SMU Student Admitted Sex Assault in Recorded Call, Police Say

Court document details case against prominent student

A fourth-generation Southern Methodist University student accused of sexually assaulting another male student told the victim "you better not tell a soul" and later admitted the crime in a phone call recorded by police, according to a court document released Friday.

John David Mahaffey, 19, a sophomore finance major, has been suspended from the Sigma Phi Epsilon fraternity and banned from campus while the investigation into the alleged assault continues.

The incident happened late Saturday night.

An affidavit of probable cause filed by an SMU police investigator provides graphic details.

Mahaffey forced the other student to perform a sexual act on him, the officer said.

“Victim stated ‘NO’ and ‘STOP’ several times but felt intimidated and physically forced into compliance,” the affidavit said.

The following day, the student went to police and agreed to make a recorded phone call to Mahaffey, police said.

“During the phone call, the victim told the defendant, ‘You know I didn’t want to do that?’ The defendant replied, ‘I know you didn’t, but we have to say it was consensual or lawyers, parents, and the school will be involved.’”

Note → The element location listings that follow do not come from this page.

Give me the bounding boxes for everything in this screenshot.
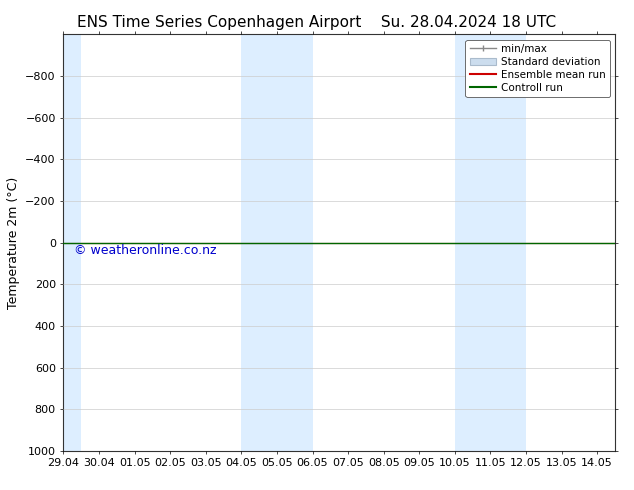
Legend: min/max, Standard deviation, Ensemble mean run, Controll run: min/max, Standard deviation, Ensemble me… [465,40,610,97]
Text: © weatheronline.co.nz: © weatheronline.co.nz [74,244,217,257]
Text: ENS Time Series Copenhagen Airport    Su. 28.04.2024 18 UTC: ENS Time Series Copenhagen Airport Su. 2… [77,15,557,30]
Y-axis label: Temperature 2m (°C): Temperature 2m (°C) [7,176,20,309]
Bar [242,34,313,451]
Bar [455,34,526,451]
Bar [46,34,81,451]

According to police, the alleged victim was attacked twice – once in a campus parking garage and again near the fraternity.
 
Mahaffey, of Springfield, Mo., is a Hunt scholar, a student senator, a scholarship committee chairman, and an officer on SMU's Inter-fraternity council, according to the university website.
 
According to an article last year in SMU's student newspaper, the Daily Campus, his great-great grandfather was a member of SMU's founding committee and one of its first professors and his grandmother, father and two aunts also were students.
 
SMU released a short statement, confirming the arrest, and saying Mahaffey is “temporarily banned from campus pending further investigation."
 
Debbie Denmon, a spokeswoman for the Dallas County District Attorney’s office, said Friday that the case probably will be referred to a grand jury in the next few weeks.
 
Mahaffey was released from the Dallas County jail on $25,000 bond. He did not return a phone call seeking comment.